Jesus will later declare that “unless you change and become like children, you will never enter the Kingdom of God.” This is another reason the Bible refers to believers as children of God rather than adults of God. Believing in Jesus takes childlike faith. Of course, the tendency is to describe such faith by highlighting childlike qualities like simplicity, innocence and trust. But such notions were probably foreign to most first century people. Instead, children were thought mostly to be insignificant, weak and foolish who if anything needed their inherent weakness beat out of them so that they could become contributing members of society. Childlike faith is the faith of desperation, dependency and powerlessness. It’s all you have when you have nothing left. This is why the gospel always portrays despised tax collectors and sinners as the truly faithful rather than the religious Pharisees. You have to lose in order to win. Such nonsense is how you know it’s the gospel.
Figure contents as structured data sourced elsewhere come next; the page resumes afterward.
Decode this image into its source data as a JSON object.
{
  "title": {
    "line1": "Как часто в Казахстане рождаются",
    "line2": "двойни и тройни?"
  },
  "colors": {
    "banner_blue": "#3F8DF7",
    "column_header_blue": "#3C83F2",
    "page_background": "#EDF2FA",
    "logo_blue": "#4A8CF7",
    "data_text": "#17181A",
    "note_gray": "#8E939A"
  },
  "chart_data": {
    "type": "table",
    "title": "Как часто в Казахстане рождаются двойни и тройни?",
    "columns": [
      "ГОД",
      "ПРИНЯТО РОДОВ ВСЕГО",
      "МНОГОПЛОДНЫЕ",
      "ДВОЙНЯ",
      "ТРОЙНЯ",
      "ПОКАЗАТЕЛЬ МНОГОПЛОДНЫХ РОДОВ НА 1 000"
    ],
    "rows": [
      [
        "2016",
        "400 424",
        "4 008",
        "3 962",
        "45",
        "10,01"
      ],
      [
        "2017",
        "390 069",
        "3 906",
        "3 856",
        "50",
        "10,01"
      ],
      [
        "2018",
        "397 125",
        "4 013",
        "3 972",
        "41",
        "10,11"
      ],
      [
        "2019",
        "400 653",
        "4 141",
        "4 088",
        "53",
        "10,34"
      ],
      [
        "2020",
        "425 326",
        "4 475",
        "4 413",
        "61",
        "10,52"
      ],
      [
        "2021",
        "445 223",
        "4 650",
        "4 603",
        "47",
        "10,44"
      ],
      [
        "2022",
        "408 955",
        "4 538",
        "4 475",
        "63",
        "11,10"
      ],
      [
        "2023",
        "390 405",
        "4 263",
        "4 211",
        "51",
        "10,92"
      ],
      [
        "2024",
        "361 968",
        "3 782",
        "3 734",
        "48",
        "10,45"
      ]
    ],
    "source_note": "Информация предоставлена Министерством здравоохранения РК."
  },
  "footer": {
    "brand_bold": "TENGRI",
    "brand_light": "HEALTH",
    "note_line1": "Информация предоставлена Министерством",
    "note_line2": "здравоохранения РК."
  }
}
As the apostle Paul will later to write to the Corinthians: “God chose what is foolish in the world to shame the wise; God chose what is weak in the world to shame the strong; God chose what is low and despised in the world, things that are not, to reduce to nothing things that are, so that no one might boast in God’s presence.” The word “chosen” is the same as the Old Testament word for God’s people. In Israel as now, God chooses the foolish and weak and low and despised for his children. “Jews demand signs and Gentiles desire wisdom,” Paul writes, “but we proclaim Christ crucified, an offense to Jews and foolishness to Gentiles, but to those who are the called, both Jews and Gentiles, Christ the power of God and the wisdom of God.”

And all to God’s delight. A few verses later in this chapter, Jesus prays, I thank you, Father, Lord of heaven and earth, because you have hidden these things from those who think themselves wise and the religious and have revealed them to little children.” To those who are willing to play.

A few days ago Violet wanted to play “build a tower,” but being the bad dad that I am, I was still toycotting. So mom obliged, and she really got into it. Using the Lincoln logs, Dawn built a tower that stretched almost as high as Violet is tall. I smirked inside. Dawn was being played the fool. She was just asking for it. Violet marveled at the tower’s soaring height and applauded exuberantly. Right. I knew the ruse. She was setting her mom up for destruction. She let Dawn get got so far as to put on a roof and a flag, and then exclaimed, “Dad! Look at the beautiful tower!” “I see the tall tower,” I said. “It’s the tallest tower I’ve ever seen, heh-heh-heh.” But instead of ruining Dawn’s masterpiece, Violet left it alone. Talk about merciless. She let it stand the rest of the afternoon and evening until even Dawn started to wonder if something was wrong. I decided to find out. “Violet,” I said, “look at this big tower! Don’t you want to knock it over?” “No!” she replied. “Why not,” I asked. “Because dad. Mom made a good tower.”